02.07.2007 03:41
Ah the soothing relief of progress
Today was a good day. I FINALLY figured out what was causing my erratic leakage problem, it wwas the quality of the silicon wafers I was using. I was using test grade wafers. This week I used virgin prime wafers, and my first wafer had most of it's leakage values reaching the floor of the multimeter. So with the combination of ensuring that the pallet is coated with tantalum, covering the anodization tank, and using expensive virgin prime wafers, I think I finally have a repeatable process worthy of further study. Low leakage at 10 V isn't enough. I have to make sure that the leakage stays low even at 50 V. That is going to be hard since my previous results show that leakage flux increases exponentially with voltage. I've read papers about it being due to an ionic conduction mechanism. Some have mentioned Frenkel-Poole conduction. I've also read that hydrogenating the tantalum metal before anodization increases it's ductility and plasticity. I wonder if hydrogenating the oxide will help fill in those interstitial points and prevent ions from filling in. That would help make the leakage behavior linear, if the leakage theory I've read about is correct. There is also the idea of a pulsed anodization process, and how that affects the structure and stoichiometry of the film being formed. I've started to find papers of people who have modeled this. Turs out that a guy by the name of Lawrence Young has been studying anodized Ta for the past 40 years! He's pretty much the world's expert on this process.

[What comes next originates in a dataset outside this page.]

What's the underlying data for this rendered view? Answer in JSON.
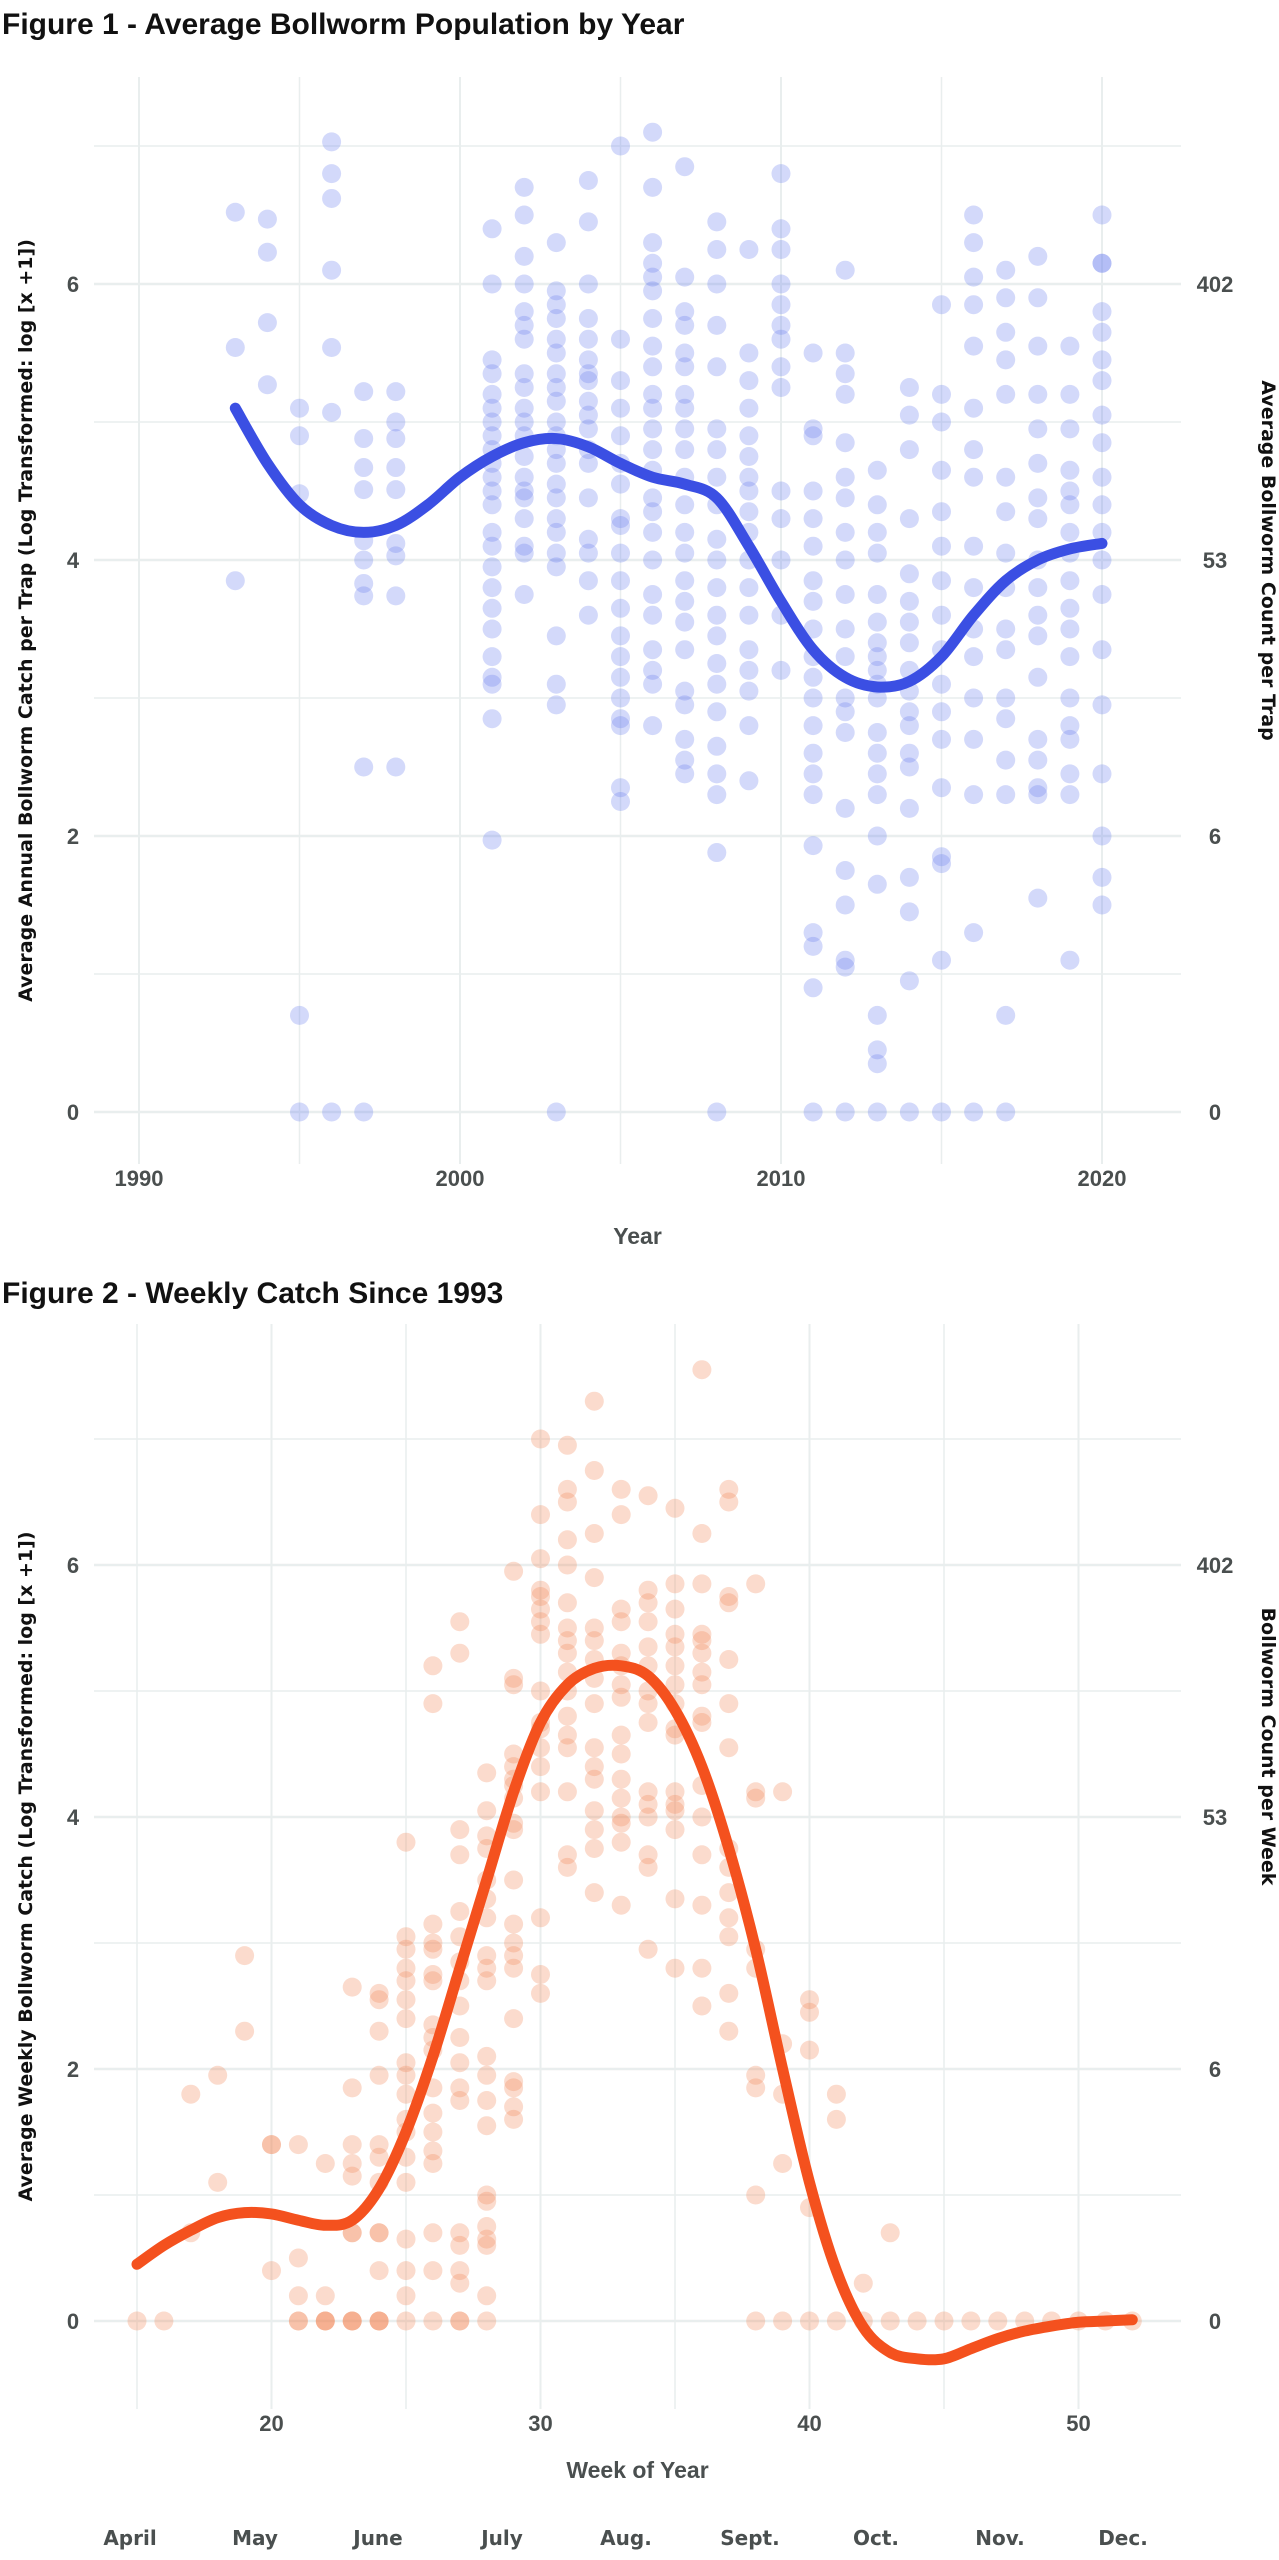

Well I'm going to try and install pkgsrc on my Solaris 9 box. I want to install nethack on this thing.
-----02.02.2007 17:39
Not published yet, but this is close
They talked about me on A.S.U.'s little engineering news magazine. Here is a rough draft of the article they will be publishing soon flexible displays featured on full circle magazine
That giant picture of my mug is being reflected off of a wafer coated with tantalum pentoxide. On top of the film are over 2022 aluminum capacitor dots I deposited with my sputtering machine, King Kong ( formally known at the MRC-603-II ). Behind that is a screen of a wafer map I made using an Electroglas 2001 automated prober. The map shows leakage flux uniformity across the entire wafer area. That's my best film so far, wafer 3 of my first experiments. I have yet to repeat it ^_^. The anodization process is very sensitive to metal contamination, and since the film is made by oxidizing metal it's very hard to reproduce a high quality film. Most of my time is spend trying to figure out where I'm being sloppy inmy process.